Title

The Role of Secondary-stressed and Unstressed-unreduced Syllables in Word Recognition: Acoustic and Perceptual Studies with Russian Learners of English

Date of Award

2012

Document Type

Dissertation

Degree Name

Doctor of Philosophy (Ph.D.)

Department

Communication Disorders

First Advisor

Laura Dilley, PhD

Second Advisor

Lynne Hewitt, PhD (Committee Chair)

Third Advisor

Sheri Wells-Jensen, PhD (Committee Member)

Fourth Advisor

Alexander Goberman, PhD (Committee Member)

Fifth Advisor

John Folkins, PhD (Committee Member)

Abstract

Identifying those phonological factors that native listeners rely on most when perceiving non-native speech is critical for setting priorities in pronunciation instruction. The importance of accurate lexical stress production, particularly primary stress, has been explored. However, little is known about the role of Secondary-stressed (SS) syllables and Unstressed-unreduced (UU) syllables, and the importance of their accuracy for speech perception. These questions are of relevance for Russian learners of English, who often reduce English SS and UU vowels—a phenomenon which is arguably due to the fact that only one stressed syllable per word is allowed in Russian phonology. Moreover, second language research has not addressed the issue of vowel over-reduction, which is a pattern typical of Russian learners. Low-accuracy productions of SS and UU syllables are generally not expected to lead to unintelligibility; however, they might interfere with the ease and accuracy with which speech is perceived.

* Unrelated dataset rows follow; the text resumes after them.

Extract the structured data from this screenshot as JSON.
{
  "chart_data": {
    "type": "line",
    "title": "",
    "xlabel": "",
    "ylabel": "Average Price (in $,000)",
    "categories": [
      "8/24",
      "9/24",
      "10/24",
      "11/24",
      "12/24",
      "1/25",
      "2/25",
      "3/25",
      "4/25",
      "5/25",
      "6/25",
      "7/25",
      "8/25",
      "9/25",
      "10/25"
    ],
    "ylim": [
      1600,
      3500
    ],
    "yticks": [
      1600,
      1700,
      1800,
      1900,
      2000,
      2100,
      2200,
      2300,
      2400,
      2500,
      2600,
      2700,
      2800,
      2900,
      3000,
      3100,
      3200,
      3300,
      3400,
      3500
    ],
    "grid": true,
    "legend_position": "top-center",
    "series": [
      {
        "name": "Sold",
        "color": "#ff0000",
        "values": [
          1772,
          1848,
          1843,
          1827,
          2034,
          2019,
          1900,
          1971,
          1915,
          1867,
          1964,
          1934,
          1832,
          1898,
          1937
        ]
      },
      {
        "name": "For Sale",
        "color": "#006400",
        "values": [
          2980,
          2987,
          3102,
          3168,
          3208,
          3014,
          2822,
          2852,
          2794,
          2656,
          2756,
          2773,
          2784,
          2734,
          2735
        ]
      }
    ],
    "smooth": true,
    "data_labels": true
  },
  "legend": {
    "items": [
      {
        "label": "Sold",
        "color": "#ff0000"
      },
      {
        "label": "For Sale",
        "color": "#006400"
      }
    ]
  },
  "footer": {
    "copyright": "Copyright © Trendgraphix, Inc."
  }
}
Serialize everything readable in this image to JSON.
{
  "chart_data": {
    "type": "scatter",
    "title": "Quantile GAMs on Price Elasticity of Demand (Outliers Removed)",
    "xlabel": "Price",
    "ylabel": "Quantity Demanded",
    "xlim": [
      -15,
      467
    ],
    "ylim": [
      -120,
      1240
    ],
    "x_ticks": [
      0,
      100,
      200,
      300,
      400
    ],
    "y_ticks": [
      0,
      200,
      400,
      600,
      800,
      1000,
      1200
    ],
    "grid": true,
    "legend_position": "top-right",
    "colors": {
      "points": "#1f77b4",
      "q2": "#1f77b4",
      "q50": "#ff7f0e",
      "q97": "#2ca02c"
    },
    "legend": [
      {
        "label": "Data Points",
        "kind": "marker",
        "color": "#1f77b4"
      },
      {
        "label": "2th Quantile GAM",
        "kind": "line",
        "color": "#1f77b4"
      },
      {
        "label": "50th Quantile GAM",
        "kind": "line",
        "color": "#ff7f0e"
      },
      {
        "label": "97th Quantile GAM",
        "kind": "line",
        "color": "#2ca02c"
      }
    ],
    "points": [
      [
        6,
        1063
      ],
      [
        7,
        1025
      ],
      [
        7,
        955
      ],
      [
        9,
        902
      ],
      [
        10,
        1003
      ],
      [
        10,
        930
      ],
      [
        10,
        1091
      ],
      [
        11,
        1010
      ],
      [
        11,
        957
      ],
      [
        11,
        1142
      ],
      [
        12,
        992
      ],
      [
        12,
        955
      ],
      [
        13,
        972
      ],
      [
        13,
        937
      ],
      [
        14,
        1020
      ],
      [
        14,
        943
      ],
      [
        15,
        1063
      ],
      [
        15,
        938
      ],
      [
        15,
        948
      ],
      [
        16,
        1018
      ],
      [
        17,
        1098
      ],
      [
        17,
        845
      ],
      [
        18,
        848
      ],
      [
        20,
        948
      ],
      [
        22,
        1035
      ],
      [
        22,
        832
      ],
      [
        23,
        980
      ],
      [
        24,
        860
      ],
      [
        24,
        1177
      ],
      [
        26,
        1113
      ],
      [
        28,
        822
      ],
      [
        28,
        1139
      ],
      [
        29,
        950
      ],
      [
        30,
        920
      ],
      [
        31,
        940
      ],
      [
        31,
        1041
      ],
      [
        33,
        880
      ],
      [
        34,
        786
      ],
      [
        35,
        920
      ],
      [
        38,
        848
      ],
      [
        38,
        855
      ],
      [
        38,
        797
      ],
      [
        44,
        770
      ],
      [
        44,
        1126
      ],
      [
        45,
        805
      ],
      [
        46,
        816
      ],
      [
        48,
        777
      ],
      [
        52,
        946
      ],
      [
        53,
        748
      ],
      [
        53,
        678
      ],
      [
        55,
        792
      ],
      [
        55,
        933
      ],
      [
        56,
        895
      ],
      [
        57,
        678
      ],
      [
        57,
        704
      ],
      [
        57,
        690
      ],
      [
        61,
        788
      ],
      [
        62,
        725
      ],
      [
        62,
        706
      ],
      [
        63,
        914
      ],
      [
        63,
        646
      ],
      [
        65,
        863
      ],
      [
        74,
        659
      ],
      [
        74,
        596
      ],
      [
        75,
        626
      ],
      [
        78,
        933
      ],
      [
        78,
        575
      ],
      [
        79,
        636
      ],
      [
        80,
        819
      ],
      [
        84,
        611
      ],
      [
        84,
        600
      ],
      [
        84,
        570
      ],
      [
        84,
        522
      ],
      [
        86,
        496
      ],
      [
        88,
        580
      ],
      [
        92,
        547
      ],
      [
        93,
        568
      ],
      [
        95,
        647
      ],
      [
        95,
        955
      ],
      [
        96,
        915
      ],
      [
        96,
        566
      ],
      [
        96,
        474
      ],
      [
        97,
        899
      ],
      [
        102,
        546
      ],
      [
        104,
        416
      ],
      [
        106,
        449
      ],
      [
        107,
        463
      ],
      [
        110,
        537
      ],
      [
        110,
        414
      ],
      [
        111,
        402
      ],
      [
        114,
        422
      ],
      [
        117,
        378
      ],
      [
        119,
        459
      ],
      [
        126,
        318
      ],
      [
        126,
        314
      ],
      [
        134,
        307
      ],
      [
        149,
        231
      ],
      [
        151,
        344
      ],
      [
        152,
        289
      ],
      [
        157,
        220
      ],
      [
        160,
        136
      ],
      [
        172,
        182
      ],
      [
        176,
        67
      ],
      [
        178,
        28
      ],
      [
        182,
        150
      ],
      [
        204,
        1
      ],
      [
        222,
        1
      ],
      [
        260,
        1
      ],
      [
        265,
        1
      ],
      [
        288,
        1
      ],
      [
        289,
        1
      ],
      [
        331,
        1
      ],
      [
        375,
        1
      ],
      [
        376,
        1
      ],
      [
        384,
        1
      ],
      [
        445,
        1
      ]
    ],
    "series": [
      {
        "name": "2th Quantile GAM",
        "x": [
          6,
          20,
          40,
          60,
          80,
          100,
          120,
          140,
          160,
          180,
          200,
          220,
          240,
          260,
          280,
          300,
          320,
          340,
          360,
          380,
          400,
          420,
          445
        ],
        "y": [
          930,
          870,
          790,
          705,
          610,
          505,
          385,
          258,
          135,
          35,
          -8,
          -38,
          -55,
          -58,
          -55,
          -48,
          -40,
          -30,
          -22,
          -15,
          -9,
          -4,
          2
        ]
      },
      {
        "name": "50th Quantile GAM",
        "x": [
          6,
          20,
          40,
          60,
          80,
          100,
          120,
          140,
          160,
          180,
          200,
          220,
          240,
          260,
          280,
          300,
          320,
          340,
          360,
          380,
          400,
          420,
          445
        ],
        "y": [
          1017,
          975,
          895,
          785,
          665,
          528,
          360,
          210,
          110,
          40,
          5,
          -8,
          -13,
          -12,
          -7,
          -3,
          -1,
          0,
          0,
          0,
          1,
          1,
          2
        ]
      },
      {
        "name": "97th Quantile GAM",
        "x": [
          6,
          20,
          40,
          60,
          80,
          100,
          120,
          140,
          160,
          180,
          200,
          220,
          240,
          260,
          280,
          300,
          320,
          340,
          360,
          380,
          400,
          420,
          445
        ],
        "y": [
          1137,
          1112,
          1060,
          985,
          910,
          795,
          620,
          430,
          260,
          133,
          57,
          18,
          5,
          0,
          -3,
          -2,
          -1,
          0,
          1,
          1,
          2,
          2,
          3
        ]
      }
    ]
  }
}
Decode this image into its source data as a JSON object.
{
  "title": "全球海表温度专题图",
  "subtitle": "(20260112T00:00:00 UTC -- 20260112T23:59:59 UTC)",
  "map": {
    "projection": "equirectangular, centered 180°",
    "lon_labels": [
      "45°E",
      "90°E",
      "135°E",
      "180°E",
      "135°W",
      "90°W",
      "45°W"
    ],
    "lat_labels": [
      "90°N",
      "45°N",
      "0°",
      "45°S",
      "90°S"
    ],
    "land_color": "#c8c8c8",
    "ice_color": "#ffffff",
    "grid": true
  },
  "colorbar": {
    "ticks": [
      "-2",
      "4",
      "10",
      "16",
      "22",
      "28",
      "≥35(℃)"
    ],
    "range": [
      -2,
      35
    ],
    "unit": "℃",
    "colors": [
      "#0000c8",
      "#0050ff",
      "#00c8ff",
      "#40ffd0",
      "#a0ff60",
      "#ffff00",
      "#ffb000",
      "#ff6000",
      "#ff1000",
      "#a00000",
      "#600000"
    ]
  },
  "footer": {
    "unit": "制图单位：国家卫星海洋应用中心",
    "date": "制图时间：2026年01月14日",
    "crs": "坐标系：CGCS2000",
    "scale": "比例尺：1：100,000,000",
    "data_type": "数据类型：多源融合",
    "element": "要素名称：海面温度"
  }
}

An acoustic study first compared realization of SS and UU syllables in words produced in isolation by six Russian learners of English and six native English speakers. Words were selected to contain low vowels and specific UU and SS syllable positions to optimally reflect vowel reduction by Russian speakers. Acoustic analyses revealed significant vowel quality and duration reductions in Russian-spoken SS and UU vowels, which were only half the duration of native English productions and significantly centralized. A subsequent psycholinguistic perceptual study investigated the degree of interference that inaccurate productions of SS and UU syllables have on native listeners’ speech processing. A cross-modal phonological priming technique combined with a lexical decision task assessed speech processing of 28 native English speakers as they listened to (1) native English speech, (2) unmodified Russian speech, and (3) modified Russian speech with SS and UU syllables altered to match native productions. Unmodified UU vowels led to significant inhibition of lexical access, while unmodified SS vowels revealed less of such interference. Acoustically “improving” vowel quality and duration in UU and SS syllables greatly facilitated word recognition only for UU-syllable-containing words. A recommendation is made that UU syllables are incorporated into pronunciation instruction for Russian learners of English.